Doni Mardani, head of the disaster agency, appealed to heads of local areas: “We hoped for the heads [of] areas to be firm and remind the people to evacuate. Their valuables are important but their lives are more important.”
He appealed to people living in low level areas where it used to flood to keep an eye out as waters may return to known “pools”. He told those living by the rivers to evacuate to the designated evacuation points.
Floodwaters started receded in some parts of the city on Thursday evening, enabling residents to return to their homes.
More than 409,000 people were evacuated. Wibowo said about 397,000 people sought refuge in shelters across the greater metropolitan area.
Those returning to their homes found streets covered in mud and debris. Cars that had been parked in driveways were swept away, landing upside down in parks or piled up in narrow alleys.
Sidewalks were strewn with sandals, pots and pans and old photographs. Authorities took advantage of the receding waters to clear away mud and remove piles of wet garbage from the streets.
Electricity was restored to tens of thousands of residences and businesses.
Jakarta’s Halim Perdanakusuma domestic airport reopened on Thursday after its runway was submerged. Nearly 20,000 passengers had been affected by the closure.
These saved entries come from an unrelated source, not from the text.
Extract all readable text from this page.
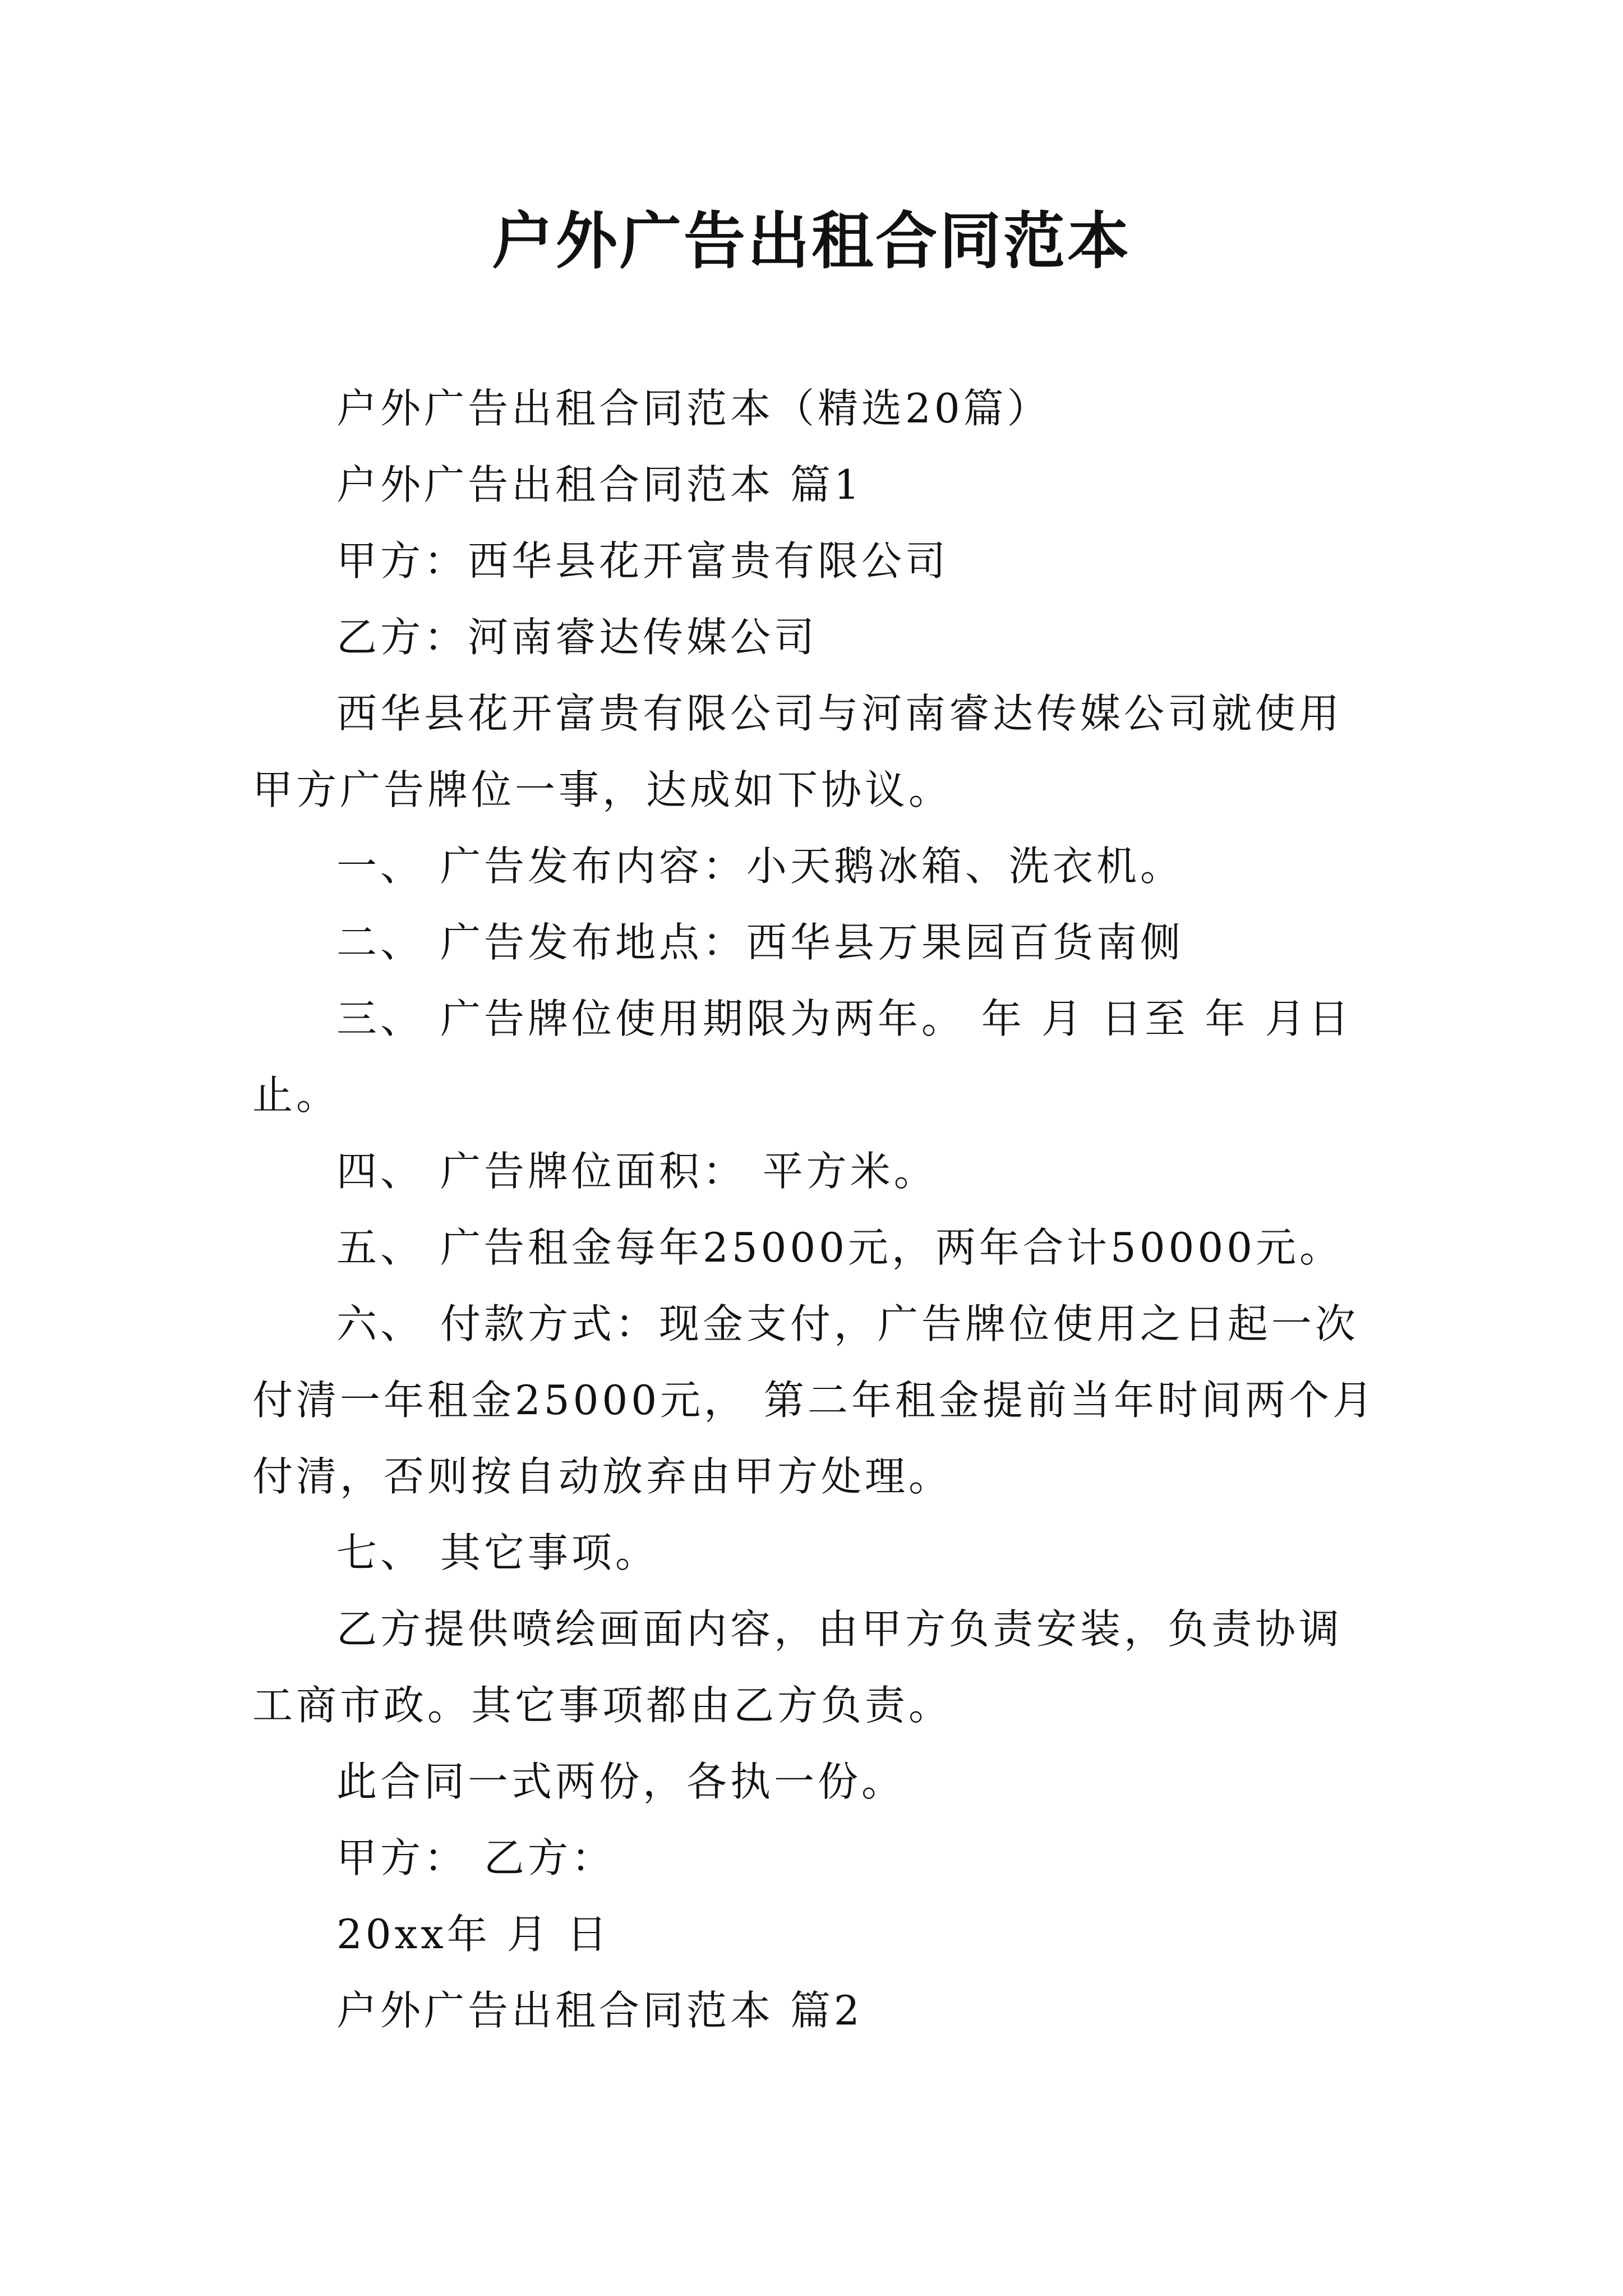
户外广告出租合同范本

户外广告出租合同范本（精选20篇）

户外广告出租合同范本 篇1

甲方：西华县花开富贵有限公司

乙方：河南睿达传媒公司

西华县花开富贵有限公司与河南睿达传媒公司就使用甲方广告牌位一事，达成如下协议。

一、 广告发布内容：小天鹅冰箱、洗衣机。

二、 广告发布地点：西华县万果园百货南侧

三、 广告牌位使用期限为两年。 年 月 日至 年 月日止。

四、 广告牌位面积： 平方米。

五、 广告租金每年25000元，两年合计50000元。

六、 付款方式：现金支付，广告牌位使用之日起一次付清一年租金25000元， 第二年租金提前当年时间两个月付清，否则按自动放弃由甲方处理。

七、 其它事项。

乙方提供喷绘画面内容，由甲方负责安装，负责协调工商市政。其它事项都由乙方负责。

此合同一式两份，各执一份。

甲方： 乙方：

20xx年 月 日

户外广告出租合同范本 篇2
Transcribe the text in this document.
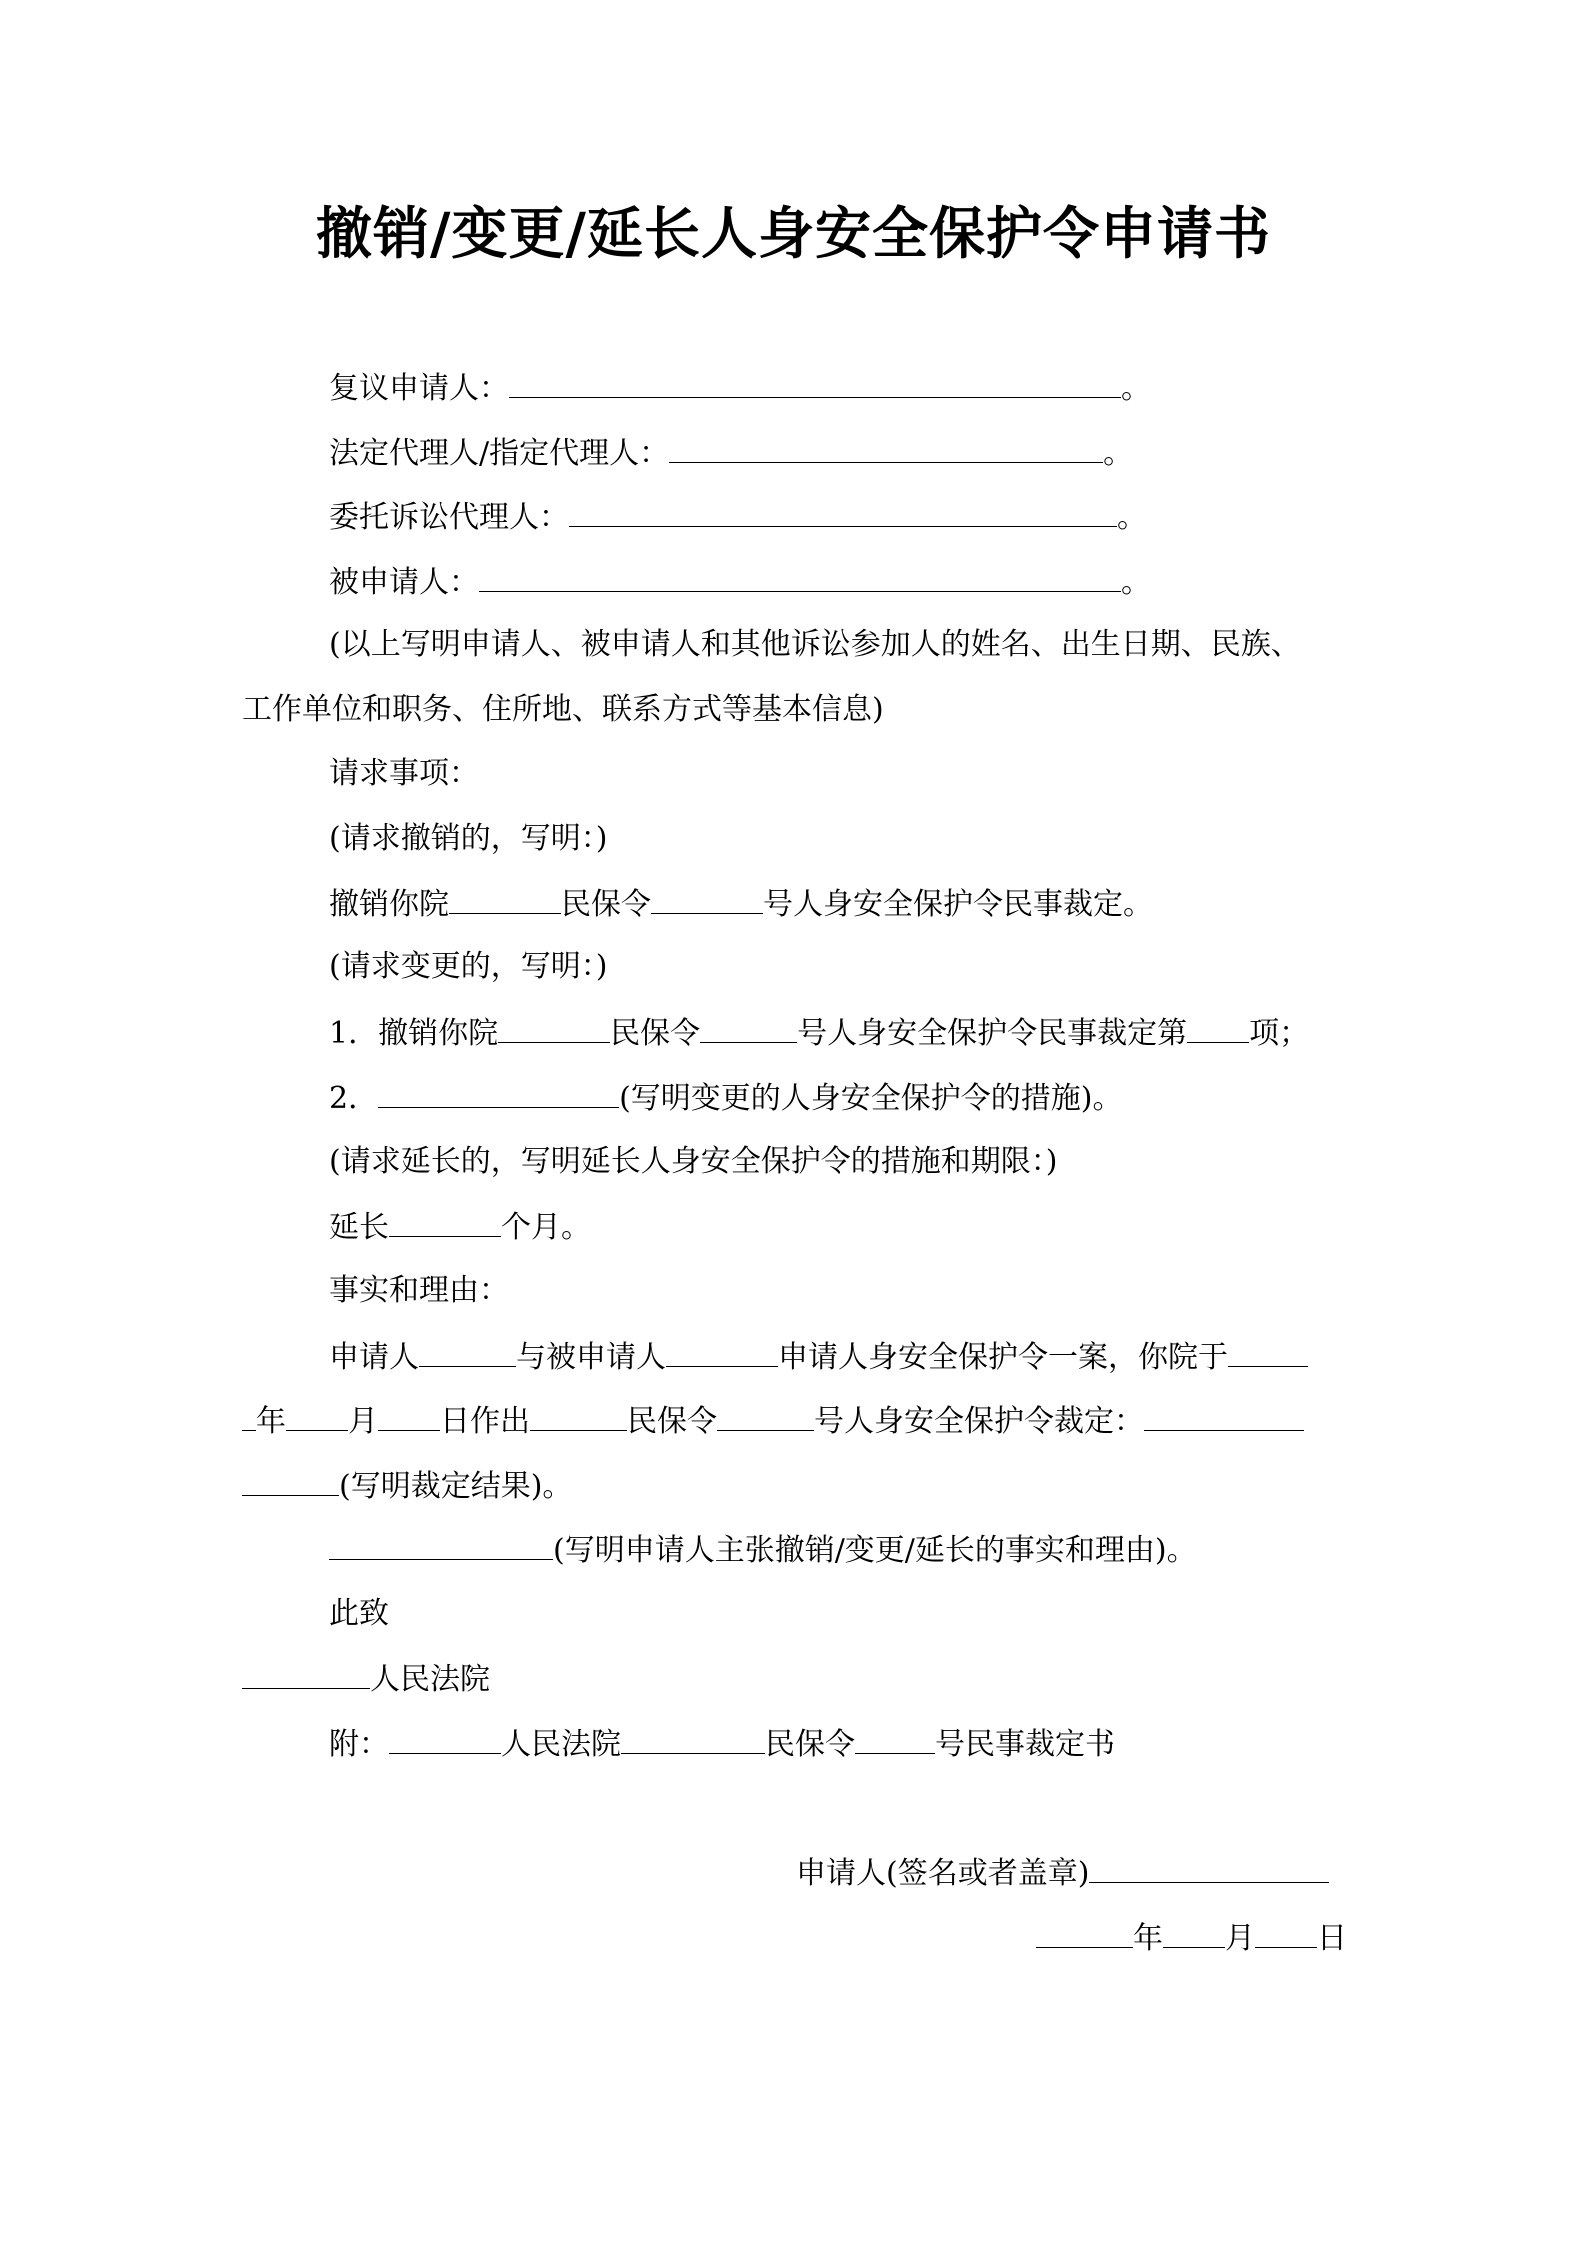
撤销/变更/延长人身安全保护令申请书
复议申请人：	。
法定代理人/指定代理人：	。
委托诉讼代理人：	。
被申请人：	。
(以上写明申请人、被申请人和其他诉讼参加人的姓名、出生日期、民族、
工作单位和职务、住所地、联系方式等基本信息)
请求事项：
(请求撤销的，写明：)
撤销你院	民保令	号人身安全保护令民事裁定。
(请求变更的，写明：)
1．撤销你院	民保令	号人身安全保护令民事裁定第 项；
2．	(写明变更的人身安全保护令的措施)。
(请求延长的，写明延长人身安全保护令的措施和期限：)
延长	个月。
事实和理由：
申请人	与被申请人	申请人身安全保护令一案，你院于
年 月 日作出	民保令	号人身安全保护令裁定：
(写明裁定结果)。
(写明申请人主张撤销/变更/延长的事实和理由)。
此致
人民法院
附：	人民法院	民保令	号民事裁定书
申请人(签名或者盖章)
年 月 日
The flooding has highlighted Indonesia’s infrastructure problems.
Jakarta is home to 10 million people, or 30 million including those in its greater metropolitan area. It is prone to earthquakes and flooding and is rapidly sinking due to uncontrolled extraction of ground water.
President Joko Widodo announced in August that the capital would move to a site in sparsely populated East Kalimantan province on Borneo island, known for rainforests and orangutans.